Do you see all your books fitting together or are they separate projects entirely?

The books speak to each other. Each book is arranged based on theme and setting. Politica could be understood to be a prequel to The House of Youssef, and there is overlap between The Lovers and Politica in terms of the setting and some of the themes. I now notice that across my writing, I am interested in exploring the dynamic between an individual within a community, and that it’s important to me to keep pushing the language in a way that experiments and innovates. 

You are the inaugural Parramatta Laureate in Literature. What role do you think literature plays in local communities?

Literature is very much about connection and understanding and expression, all of which are integral to a healthy, functioning community. Literature is the circulator of ideas in a community, which is an ecosystem.

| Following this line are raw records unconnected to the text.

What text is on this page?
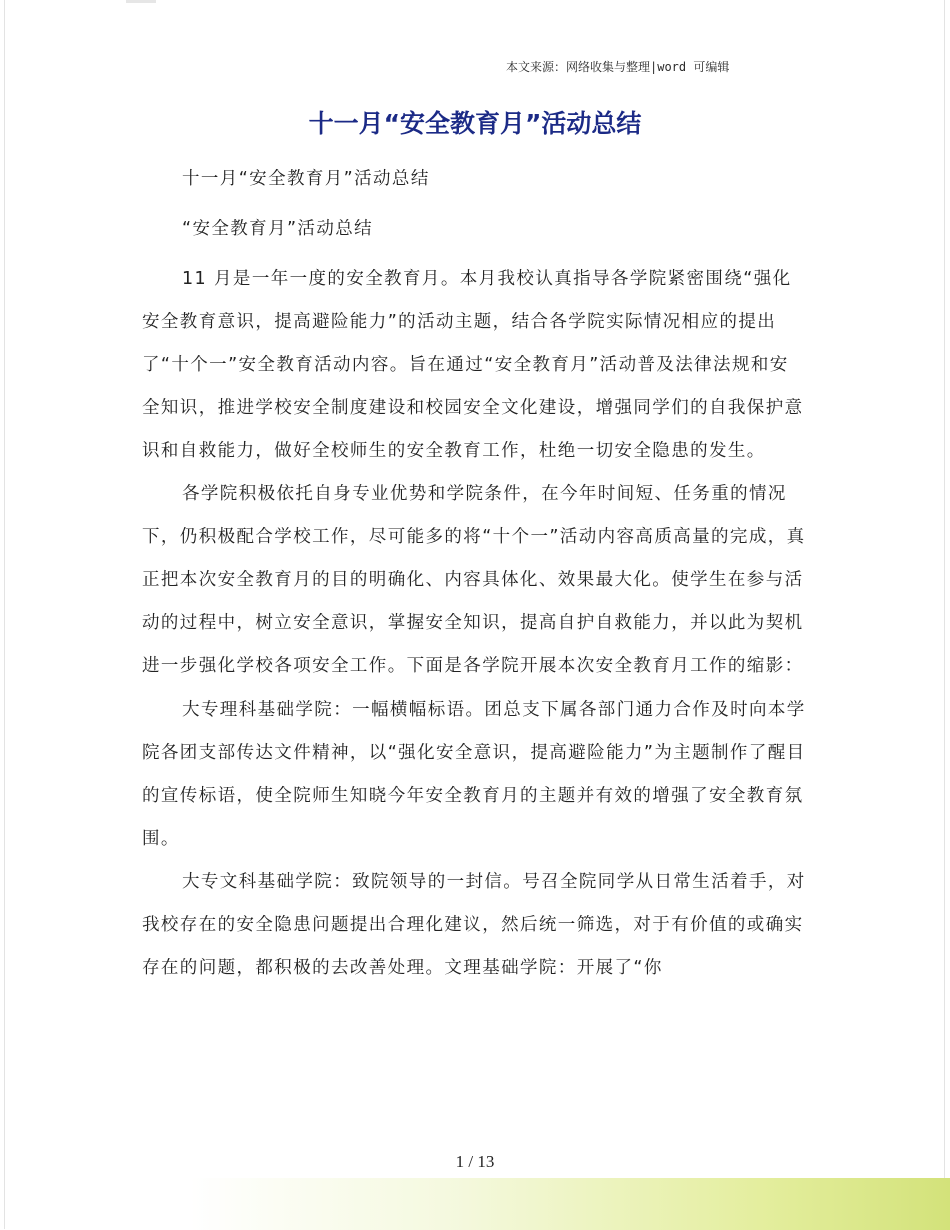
本文来源：网络收集与整理|word 可编辑
十一月“安全教育月”活动总结
十一月“安全教育月”活动总结
“安全教育月”活动总结

11 月是一年一度的安全教育月。本月我校认真指导各学院紧密围绕“强化安全教育意识，提高避险能力”的活动主题，结合各学院实际情况相应的提出了“十个一”安全教育活动内容。旨在通过“安全教育月”活动普及法律法规和安全知识，推进学校安全制度建设和校园安全文化建设，增强同学们的自我保护意识和自救能力，做好全校师生的安全教育工作，杜绝一切安全隐患的发生。

各学院积极依托自身专业优势和学院条件，在今年时间短、任务重的情况下，仍积极配合学校工作，尽可能多的将“十个一”活动内容高质高量的完成，真正把本次安全教育月的目的明确化、内容具体化、效果最大化。使学生在参与活动的过程中，树立安全意识，掌握安全知识，提高自护自救能力，并以此为契机进一步强化学校各项安全工作。下面是各学院开展本次安全教育月工作的缩影：

大专理科基础学院：一幅横幅标语。团总支下属各部门通力合作及时向本学院各团支部传达文件精神，以“强化安全意识，提高避险能力”为主题制作了醒目的宣传标语，使全院师生知晓今年安全教育月的主题并有效的增强了安全教育氛围。

大专文科基础学院：致院领导的一封信。号召全院同学从日常生活着手，对我校存在的安全隐患问题提出合理化建议，然后统一筛选，对于有价值的或确实存在的问题，都积极的去改善处理。文理基础学院：开展了“你

1 / 13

A community also needs a story that articulates its energy, and literature, along with the other arts, is essential to that articulation. 

What events are you looking forward to attending at the Festival?

Short of a zombie apocalypse, I’m not going to miss Eat Your Words which will be hosted by the Parramatta Artists’ Studios in Granville. It’s going to include some of my favourite writers with connections to the region including Felicity Castagna, Jumaana Abdu, Max Easton and Eda Gunaydin.

I’m also very excited about Found in Translation featuring Jennifer Croft, Stephanie Smee and Daniel Hahn. I love the subject of translation and it’s a dream of mine to have more events that celebrate and explore this special part of the literary world.